LazyFormer: Self Attention with Lazy Update
Chengxuan Ying, Guolin Ke, Di He, Tie-Yan Liu
TL;DR
The paper tackles the efficiency bottleneck of self-attention in Transformer pre-training by introducing LazyFormer, which partitions depth into lazy blocks and computes the attention distribution only in the first layer of each block, reusing it for subsequent layers. This reduces the attention cost from $O(kn^2)$ to $O(kn^2/m)$, enabling faster pre-training and the possibility to train wider models within the same budget. The authors also explore Wider Layers and dropout removal to boost efficiency, and show through extensive experiments that LazyFormer achieves about 1.3x speedups with maintained or improved GLUE performance, with larger gains for longer sequences.

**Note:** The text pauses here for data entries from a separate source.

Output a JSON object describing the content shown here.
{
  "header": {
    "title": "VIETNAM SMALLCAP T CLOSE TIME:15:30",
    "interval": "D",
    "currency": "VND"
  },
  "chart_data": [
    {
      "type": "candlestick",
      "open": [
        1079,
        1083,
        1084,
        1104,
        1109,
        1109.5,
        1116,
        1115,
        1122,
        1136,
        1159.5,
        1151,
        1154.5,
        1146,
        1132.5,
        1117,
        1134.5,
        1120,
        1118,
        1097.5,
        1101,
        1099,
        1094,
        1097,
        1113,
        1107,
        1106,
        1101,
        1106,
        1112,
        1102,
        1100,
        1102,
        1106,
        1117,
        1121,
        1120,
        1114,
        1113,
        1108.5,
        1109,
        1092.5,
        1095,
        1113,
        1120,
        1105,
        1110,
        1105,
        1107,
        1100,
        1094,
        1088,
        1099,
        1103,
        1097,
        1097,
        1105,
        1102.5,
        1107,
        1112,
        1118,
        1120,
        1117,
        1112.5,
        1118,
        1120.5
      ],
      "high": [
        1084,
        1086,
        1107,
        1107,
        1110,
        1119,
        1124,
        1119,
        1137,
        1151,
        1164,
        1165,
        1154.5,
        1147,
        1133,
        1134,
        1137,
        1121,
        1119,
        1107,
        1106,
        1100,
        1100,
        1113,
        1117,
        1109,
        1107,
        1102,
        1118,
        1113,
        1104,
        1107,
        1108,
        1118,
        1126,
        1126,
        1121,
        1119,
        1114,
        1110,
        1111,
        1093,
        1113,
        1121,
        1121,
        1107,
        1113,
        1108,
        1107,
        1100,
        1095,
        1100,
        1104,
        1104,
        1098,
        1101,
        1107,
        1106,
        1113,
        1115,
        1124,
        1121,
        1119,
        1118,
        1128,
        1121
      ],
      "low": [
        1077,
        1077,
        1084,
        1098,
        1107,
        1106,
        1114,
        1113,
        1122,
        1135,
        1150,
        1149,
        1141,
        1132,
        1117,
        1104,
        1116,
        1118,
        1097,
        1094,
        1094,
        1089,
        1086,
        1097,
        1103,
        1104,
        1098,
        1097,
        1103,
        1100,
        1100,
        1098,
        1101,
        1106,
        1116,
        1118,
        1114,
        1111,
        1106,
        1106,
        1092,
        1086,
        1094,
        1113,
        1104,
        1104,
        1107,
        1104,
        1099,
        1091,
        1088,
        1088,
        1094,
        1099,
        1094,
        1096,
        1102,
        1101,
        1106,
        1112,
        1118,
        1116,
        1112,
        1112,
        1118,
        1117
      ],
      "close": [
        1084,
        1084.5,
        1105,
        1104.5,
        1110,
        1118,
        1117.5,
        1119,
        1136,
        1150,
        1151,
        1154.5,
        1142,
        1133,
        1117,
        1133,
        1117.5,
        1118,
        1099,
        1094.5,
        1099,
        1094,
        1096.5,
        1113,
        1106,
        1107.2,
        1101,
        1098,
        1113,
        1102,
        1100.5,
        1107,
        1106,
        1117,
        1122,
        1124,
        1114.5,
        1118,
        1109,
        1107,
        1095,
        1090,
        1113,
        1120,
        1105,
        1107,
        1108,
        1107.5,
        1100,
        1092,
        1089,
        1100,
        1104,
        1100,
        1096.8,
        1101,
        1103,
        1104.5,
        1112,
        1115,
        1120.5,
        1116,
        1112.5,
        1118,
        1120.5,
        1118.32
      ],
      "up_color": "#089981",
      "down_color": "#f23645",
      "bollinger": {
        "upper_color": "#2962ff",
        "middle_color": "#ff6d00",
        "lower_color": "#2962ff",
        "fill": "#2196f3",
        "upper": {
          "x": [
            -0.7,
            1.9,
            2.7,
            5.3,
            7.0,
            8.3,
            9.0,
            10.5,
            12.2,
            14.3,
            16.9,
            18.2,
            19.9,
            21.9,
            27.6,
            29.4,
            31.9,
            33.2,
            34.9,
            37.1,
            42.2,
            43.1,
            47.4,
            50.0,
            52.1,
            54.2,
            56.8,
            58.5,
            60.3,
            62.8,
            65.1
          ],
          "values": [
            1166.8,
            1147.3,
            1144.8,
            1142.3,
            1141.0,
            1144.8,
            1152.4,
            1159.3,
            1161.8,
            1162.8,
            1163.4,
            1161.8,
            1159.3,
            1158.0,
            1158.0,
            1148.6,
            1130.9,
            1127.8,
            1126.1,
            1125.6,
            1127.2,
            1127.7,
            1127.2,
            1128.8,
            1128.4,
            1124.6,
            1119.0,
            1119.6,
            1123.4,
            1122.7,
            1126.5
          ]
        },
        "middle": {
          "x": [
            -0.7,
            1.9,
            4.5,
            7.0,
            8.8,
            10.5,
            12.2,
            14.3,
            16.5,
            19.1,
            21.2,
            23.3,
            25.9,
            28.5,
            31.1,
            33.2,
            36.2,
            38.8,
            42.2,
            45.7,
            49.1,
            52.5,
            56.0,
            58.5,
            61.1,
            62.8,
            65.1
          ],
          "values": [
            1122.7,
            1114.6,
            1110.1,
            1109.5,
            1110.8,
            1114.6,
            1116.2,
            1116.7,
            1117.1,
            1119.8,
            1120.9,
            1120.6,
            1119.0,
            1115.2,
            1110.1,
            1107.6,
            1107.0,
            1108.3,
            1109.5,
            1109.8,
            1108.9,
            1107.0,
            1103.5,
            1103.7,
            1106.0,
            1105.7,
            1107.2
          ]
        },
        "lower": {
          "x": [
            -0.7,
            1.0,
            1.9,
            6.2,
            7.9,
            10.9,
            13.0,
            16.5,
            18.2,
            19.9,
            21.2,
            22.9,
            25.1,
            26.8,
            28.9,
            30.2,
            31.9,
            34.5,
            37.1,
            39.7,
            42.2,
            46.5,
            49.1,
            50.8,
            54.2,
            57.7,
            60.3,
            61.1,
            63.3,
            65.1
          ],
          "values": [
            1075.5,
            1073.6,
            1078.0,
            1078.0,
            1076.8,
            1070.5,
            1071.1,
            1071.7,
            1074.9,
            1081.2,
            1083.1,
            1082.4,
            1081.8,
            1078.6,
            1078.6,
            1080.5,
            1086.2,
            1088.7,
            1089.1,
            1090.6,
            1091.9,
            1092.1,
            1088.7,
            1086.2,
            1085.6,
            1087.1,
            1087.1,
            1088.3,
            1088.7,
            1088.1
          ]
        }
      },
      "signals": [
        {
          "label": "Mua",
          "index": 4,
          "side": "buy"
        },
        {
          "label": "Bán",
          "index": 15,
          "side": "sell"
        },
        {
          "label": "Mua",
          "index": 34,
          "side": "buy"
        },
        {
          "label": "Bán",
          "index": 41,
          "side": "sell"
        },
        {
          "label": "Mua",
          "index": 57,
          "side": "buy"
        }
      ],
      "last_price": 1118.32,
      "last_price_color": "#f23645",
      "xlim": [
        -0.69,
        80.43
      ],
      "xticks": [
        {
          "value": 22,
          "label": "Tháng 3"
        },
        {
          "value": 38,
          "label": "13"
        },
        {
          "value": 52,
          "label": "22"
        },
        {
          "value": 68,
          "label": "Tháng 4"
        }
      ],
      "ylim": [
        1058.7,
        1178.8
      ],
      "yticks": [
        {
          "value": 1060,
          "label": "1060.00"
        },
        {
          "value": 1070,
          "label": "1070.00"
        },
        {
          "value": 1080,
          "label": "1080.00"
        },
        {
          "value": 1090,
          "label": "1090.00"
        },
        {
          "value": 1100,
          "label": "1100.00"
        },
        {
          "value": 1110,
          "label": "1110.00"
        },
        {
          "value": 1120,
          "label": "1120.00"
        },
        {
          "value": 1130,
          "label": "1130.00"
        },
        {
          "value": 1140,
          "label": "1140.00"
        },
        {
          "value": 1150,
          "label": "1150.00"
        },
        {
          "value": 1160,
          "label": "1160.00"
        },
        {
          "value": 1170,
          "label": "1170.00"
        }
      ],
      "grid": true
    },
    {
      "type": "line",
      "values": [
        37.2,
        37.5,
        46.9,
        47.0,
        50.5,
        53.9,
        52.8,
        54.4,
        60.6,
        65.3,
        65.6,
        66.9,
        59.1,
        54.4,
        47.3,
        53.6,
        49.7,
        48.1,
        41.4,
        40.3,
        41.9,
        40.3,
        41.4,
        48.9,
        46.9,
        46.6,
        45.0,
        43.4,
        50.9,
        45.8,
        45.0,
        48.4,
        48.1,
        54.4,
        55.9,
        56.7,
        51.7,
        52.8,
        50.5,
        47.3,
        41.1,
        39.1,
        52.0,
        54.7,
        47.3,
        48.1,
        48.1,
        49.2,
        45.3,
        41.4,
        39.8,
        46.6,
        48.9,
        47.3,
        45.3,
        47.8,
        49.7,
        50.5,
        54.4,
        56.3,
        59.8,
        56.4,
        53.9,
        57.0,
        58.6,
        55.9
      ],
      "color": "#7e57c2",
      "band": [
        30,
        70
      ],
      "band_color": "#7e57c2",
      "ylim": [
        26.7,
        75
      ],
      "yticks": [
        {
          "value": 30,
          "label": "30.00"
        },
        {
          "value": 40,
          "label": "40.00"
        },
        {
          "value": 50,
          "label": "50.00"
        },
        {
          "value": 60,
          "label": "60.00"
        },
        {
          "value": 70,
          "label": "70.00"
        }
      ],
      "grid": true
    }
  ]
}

The approach offers practical impact by enabling more scalable pre-training and better utilization of computational resources in NLP models.
Abstract
Improving the efficiency of Transformer-based language pre-training is an important task in NLP, especially for the self-attention module, which is computationally expensive. In this paper, we propose a simple but effective solution, called \emph{LazyFormer}, which computes the self-attention distribution infrequently. LazyFormer composes of multiple lazy blocks, each of which contains multiple Transformer layers. In each lazy block, the self-attention distribution is only computed once in the first layer and then is reused in all upper layers. In this way, the cost of computation could be largely saved. We also provide several training tricks for LazyFormer. Extensive experiments demonstrate the effectiveness of the proposed method.